ABSTRACT

A further aspect of this problem of establishing a dialogue relation between two differences, as illustrated by the method of the free drawings, was to do with the extreme pliability of

the material, of chalk, charcoal, paint. I thought of this aspect of the matter when considering a painter’s definition of painting as being ‘the expression of certain relationships between the painter and the outside world’.* For I felt a need to change the word ‘expression’ of certain relationships into ‘experiencing’ certain relationships; this was because of the fact that in those drawings which had been at all satisfying there had been this experiencing of a dialogue relationship between thought and the bit of the external world represented by the marks made on the paper. Thus the phrase ‘expression of’ suggested too much that the feeling to be expressed was there beforehand, rather than an experience developing as one made the drawing. And this re-wording of the definition pointed to a fact that psycho-analysis and the content of the drawings had forced me to face: the fact that the relationship of oneself to the external world is basically and originally a relationship of one person to another, even though it does eventually become differentiated into relations to living beings and relations to things, inanimate nature.
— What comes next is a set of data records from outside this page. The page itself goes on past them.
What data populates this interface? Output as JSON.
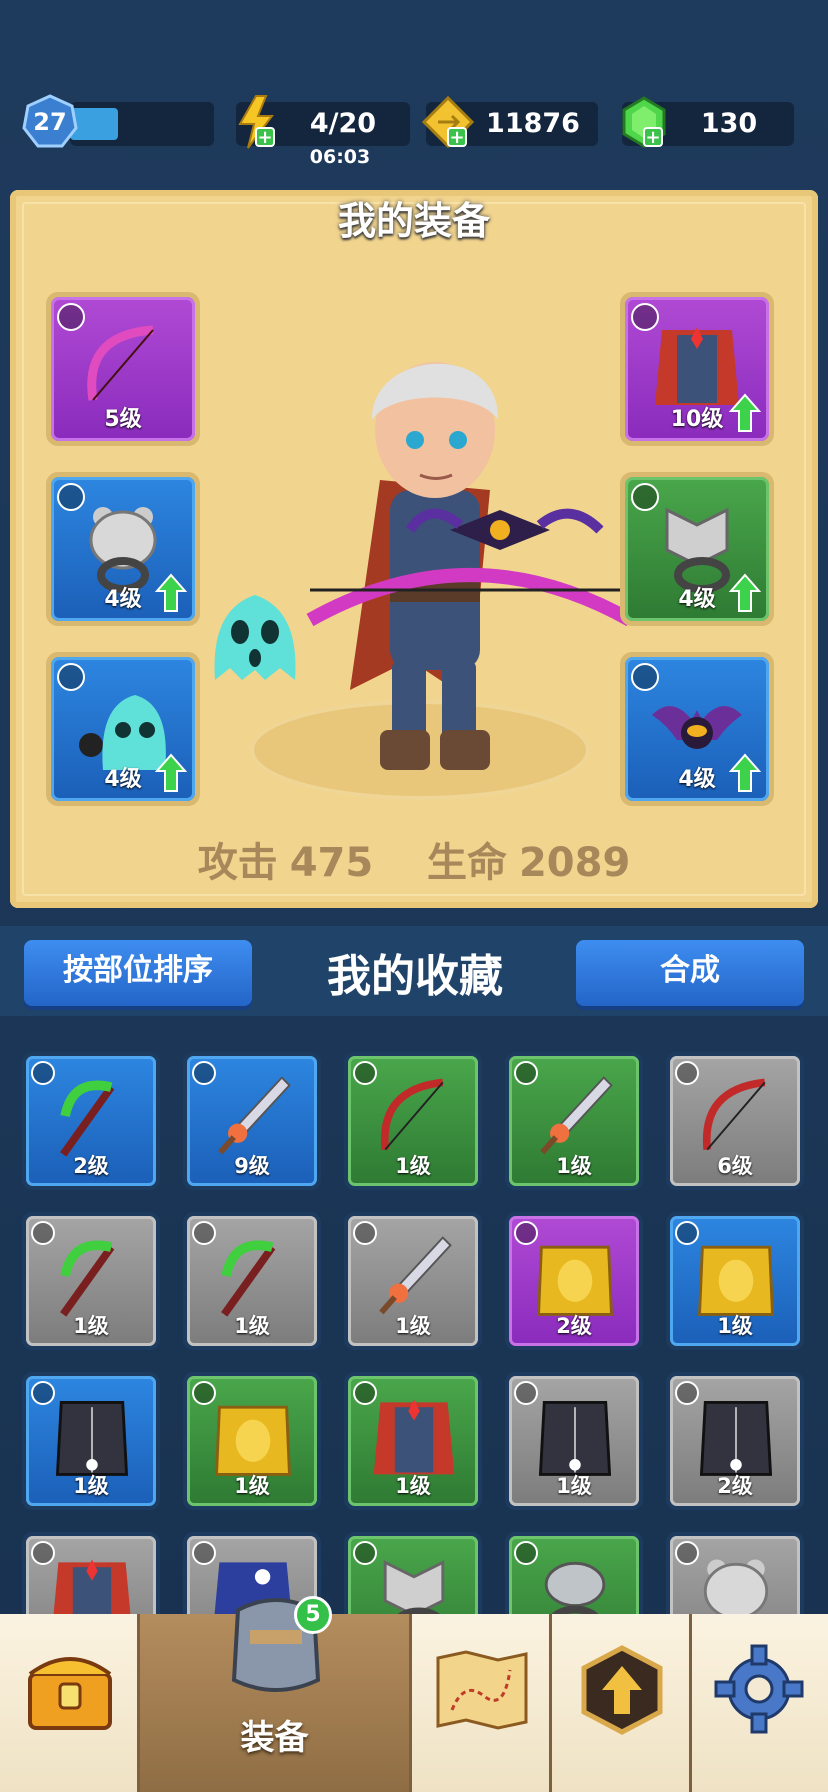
{
  "topbar": {
    "level": "27",
    "xp_fraction": 0.33,
    "energy": "4/20",
    "energy_timer": "06:03",
    "gold": "11876",
    "gems": "130"
  },
  "equipment": {
    "title": "我的装备",
    "slots": [
      {
        "level": "5级",
        "rarity": "purple",
        "icon": "bow-icon",
        "upgrade": false
      },
      {
        "level": "4级",
        "rarity": "blue",
        "icon": "bear-ring-icon",
        "upgrade": true
      },
      {
        "level": "4级",
        "rarity": "blue",
        "icon": "ghost-pet-icon",
        "upgrade": true
      },
      {
        "level": "10级",
        "rarity": "purple",
        "icon": "cloak-armor-icon",
        "upgrade": true
      },
      {
        "level": "4级",
        "rarity": "green",
        "icon": "wolf-ring-icon",
        "upgrade": true
      },
      {
        "level": "4级",
        "rarity": "blue",
        "icon": "bat-pet-icon",
        "upgrade": true
      }
    ],
    "attack_label": "攻击",
    "attack_value": "475",
    "hp_label": "生命",
    "hp_value": "2089"
  },
  "collection": {
    "sort_button": "按部位排序",
    "title": "我的收藏",
    "merge_button": "合成",
    "items": [
      {
        "level": "2级",
        "rarity": "blue",
        "icon": "scythe-icon"
      },
      {
        "level": "9级",
        "rarity": "blue",
        "icon": "sword-icon"
      },
      {
        "level": "1级",
        "rarity": "green",
        "icon": "bow-icon"
      },
      {
        "level": "1级",
        "rarity": "green",
        "icon": "sword-icon"
      },
      {
        "level": "6级",
        "rarity": "gray",
        "icon": "bow-icon"
      },
      {
        "level": "1级",
        "rarity": "gray",
        "icon": "scythe-icon"
      },
      {
        "level": "1级",
        "rarity": "gray",
        "icon": "scythe-icon"
      },
      {
        "level": "1级",
        "rarity": "gray",
        "icon": "sword-icon"
      },
      {
        "level": "2级",
        "rarity": "purple",
        "icon": "gold-armor-icon"
      },
      {
        "level": "1级",
        "rarity": "blue",
        "icon": "gold-armor-icon"
      },
      {
        "level": "1级",
        "rarity": "blue",
        "icon": "dark-vest-icon"
      },
      {
        "level": "1级",
        "rarity": "green",
        "icon": "gold-armor-icon"
      },
      {
        "level": "1级",
        "rarity": "green",
        "icon": "cloak-armor-icon"
      },
      {
        "level": "1级",
        "rarity": "gray",
        "icon": "dark-vest-icon"
      },
      {
        "level": "2级",
        "rarity": "gray",
        "icon": "dark-vest-icon"
      },
      {
        "level": "",
        "rarity": "gray",
        "icon": "cloak-armor-icon"
      },
      {
        "level": "",
        "rarity": "gray",
        "icon": "mage-robe-icon"
      },
      {
        "level": "",
        "rarity": "green",
        "icon": "wolf-ring-icon"
      },
      {
        "level": "",
        "rarity": "green",
        "icon": "snake-ring-icon"
      },
      {
        "level": "",
        "rarity": "gray",
        "icon": "bear-ring-icon"
      }
    ]
  },
  "nav": {
    "items": [
      {
        "icon": "treasure-chest-icon",
        "label": ""
      },
      {
        "icon": "armor-icon",
        "label": "装备",
        "badge": "5"
      },
      {
        "icon": "map-icon",
        "label": ""
      },
      {
        "icon": "upgrade-icon",
        "label": ""
      },
      {
        "icon": "settings-gear-icon",
        "label": ""
      }
    ]
  }
}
In other words, in the beginning one’s mother is, literally, the whole world. Of course the idea of the first relationship to the outside world being felt as a relationship to persons, or parts of persons, was one I had frequently met with in discussions of childhood and savage animism. But the possibility that the adult painter could be basically, even though unconsciously, concerned with an animistically conceived world, was something I had hardly dared let myself face.